Гиммлер осторожно и постепенно сузил поток информации гестапо, устремленный в личную канцелярию фюрера — КДФ, и добился того, что на стол фюрера сводки ложились все реже и реже, не отвлекая Гитлера от главной работы — подготовки плана нападения на СССР. Этот шаг показался Гиммлеру тем более верным, что ОКБ — Верховное главнокомандование вермахта отшлифовало последние детали директивы № 21, закодированной как «Вариант Барбаросса».
Над ним три года корпели генералы генштаба и ОКВ. Первооснову его по рекомендациям покойного Шлифена создал генерал-майор Эрих Маркс. Его дополнили и развили Грейфенберг, Кейтель и Йодль. В конечном счете план вобрал в себя все, что могли дать имперские стратеги, — от идей Шлифена до проекта, побочно созданного в ОКВ и получившего поэтическое название «Этюд Лоссберга».
Директива № 21 была не просто военной и не просто политической.
За войсками, специально проинструктированными, были сконцентрированы полицейские дивизии СС, особые команды, группы по уничтожению. Им надлежало, не испытывая жалости, убивать, жечь, планомерно грабить. Объектом их деятельности было мирное население.
В тылах СС — заранее сформированные, укомплектованные людьми — ждали своего часа штабы имперских комиссаров советских земель, сельскохозяйственные, трудовые, промышленные фюреры, администраторы всех разрядов — от глав городской администрации до комендантов участков. Им поручалось колонизовать захваченные пространства и подготовить их для заселения стопроцентными арийцами.
Кинохроникеры, корреспонденты в офицерских мундирах и униформе НСДАП, писатели из имперской палаты, художники с мольбертами следовали в обозе. Каждый шаг и каждый час должны были быть увековечены в назидание потомству и на страх врагам.
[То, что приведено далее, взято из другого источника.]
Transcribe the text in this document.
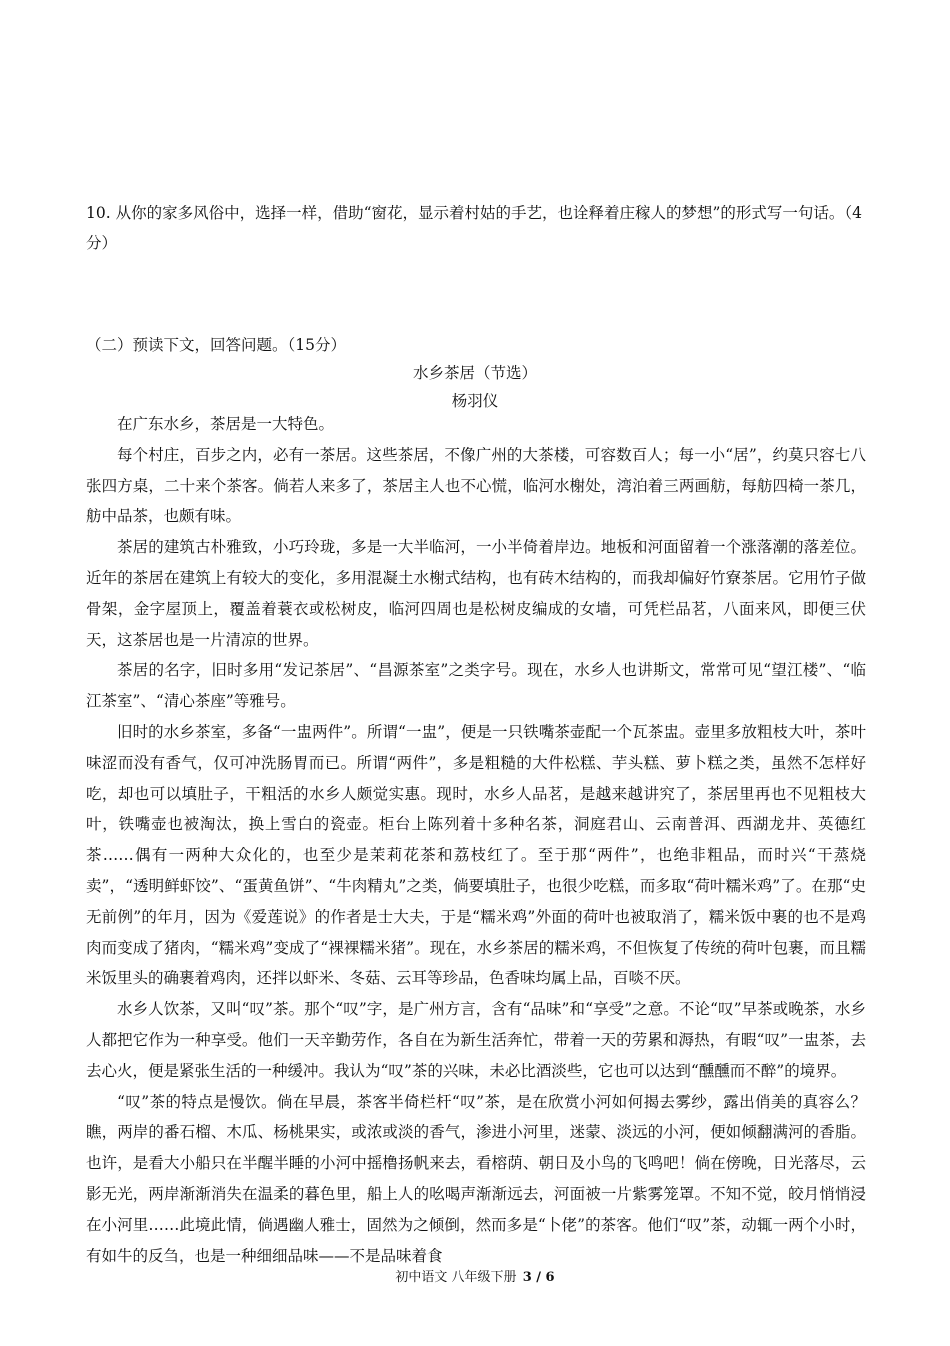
10. 从你的家多风俗中，选择一样，借助“窗花，显示着村姑的手艺，也诠释着庄稼人的梦想”的形式写一句话。（4分）

（二）预读下文，回答问题。（15分）

水乡茶居（节选）

杨羽仪

在广东水乡，茶居是一大特色。

每个村庄，百步之内，必有一茶居。这些茶居，不像广州的大茶楼，可容数百人；每一小“居”，约莫只容七八张四方桌，二十来个茶客。倘若人来多了，茶居主人也不心慌，临河水榭处，湾泊着三两画舫，每舫四椅一茶几，舫中品茶，也颇有味。

茶居的建筑古朴雅致，小巧玲珑，多是一大半临河，一小半倚着岸边。地板和河面留着一个涨落潮的落差位。近年的茶居在建筑上有较大的变化，多用混凝土水榭式结构，也有砖木结构的，而我却偏好竹寮茶居。它用竹子做骨架，金字屋顶上，覆盖着蓑衣或松树皮，临河四周也是松树皮编成的女墙，可凭栏品茗，八面来风，即便三伏天，这茶居也是一片清凉的世界。

茶居的名字，旧时多用“发记茶居”、“昌源茶室”之类字号。现在，水乡人也讲斯文，常常可见“望江楼”、“临江茶室”、“清心茶座”等雅号。

旧时的水乡茶室，多备“一盅两件”。所谓“一盅”，便是一只铁嘴茶壶配一个瓦茶盅。壶里多放粗枝大叶，茶叶味涩而没有香气，仅可冲洗肠胃而已。所谓“两件”，多是粗糙的大件松糕、芋头糕、萝卜糕之类，虽然不怎样好吃，却也可以填肚子，干粗活的水乡人颇觉实惠。现时，水乡人品茗，是越来越讲究了，茶居里再也不见粗枝大叶，铁嘴壶也被淘汰，换上雪白的瓷壶。柜台上陈列着十多种名茶，洞庭君山、云南普洱、西湖龙井、英德红茶……偶有一两种大众化的，也至少是茉莉花茶和荔枝红了。至于那“两件”，也绝非粗品，而时兴“干蒸烧卖”，“透明鲜虾饺”、“蛋黄鱼饼”、“牛肉精丸”之类，倘要填肚子，也很少吃糕，而多取“荷叶糯米鸡”了。在那“史无前例”的年月，因为《爱莲说》的作者是士大夫，于是“糯米鸡”外面的荷叶也被取消了，糯米饭中裹的也不是鸡肉而变成了猪肉，“糯米鸡”变成了“裸裸糯米猪”。现在，水乡茶居的糯米鸡，不但恢复了传统的荷叶包裹，而且糯米饭里头的确裹着鸡肉，还拌以虾米、冬菇、云耳等珍品，色香味均属上品，百啖不厌。

水乡人饮茶，又叫“叹”茶。那个“叹”字，是广州方言，含有“品味”和“享受”之意。不论“叹”早茶或晚茶，水乡人都把它作为一种享受。他们一天辛勤劳作，各自在为新生活奔忙，带着一天的劳累和溽热，有暇“叹”一盅茶，去去心火，便是紧张生活的一种缓冲。我认为“叹”茶的兴味，未必比酒淡些，它也可以达到“醺醺而不醉”的境界。

“叹”茶的特点是慢饮。倘在早晨，茶客半倚栏杆“叹”茶，是在欣赏小河如何揭去雾纱，露出俏美的真容么？瞧，两岸的番石榴、木瓜、杨桃果实，或浓或淡的香气，渗进小河里，迷蒙、淡远的小河，便如倾翻满河的香脂。也许，是看大小船只在半醒半睡的小河中摇橹扬帆来去，看榕荫、朝日及小鸟的飞鸣吧！倘在傍晚，日光落尽，云影无光，两岸渐渐消失在温柔的暮色里，船上人的吆喝声渐渐远去，河面被一片紫雾笼罩。不知不觉，皎月悄悄浸在小河里……此境此情，倘遇幽人雅士，固然为之倾倒，然而多是“卜佬”的茶客。他们“叹”茶，动辄一两个小时，有如牛的反刍，也是一种细细品味——不是品味着食

初中语文 八年级下册 3 / 6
…А в имперском МИДе с этажа на этаж курьеры разносили бумажки.
Они еще не получили призывных повесток, эти курьеры, которым вскоре предстояло пополнить роты на Востоке. Их не посвящали в замыслы, ибо пушечное мясо есть пушечное мясо.
Спускаясь по лестнице после окончания рабочего дня и задержавшись у зеркала, чтобы поправить волосы, Эльзе поймала глазами отражение мелькнувшего за спиной курьера и подумала, что этому мальчишке в синей форменной курточке гитлерюгенд, быть может, не суждено постареть.
Ожидая трамвая, она продолжала думать о разговоре со Шверингом. Адольф сообщил, что был на совещании у Риббентропа, где обсуждался проект создания министерства по делам восточных территорий с Розенбергом во главе. Риббентроп терпеть не мог Розенберга и собирался протестовать в КДФ, для этой цели ему требовались аргументы, и он надеялся получить их от участников совещания.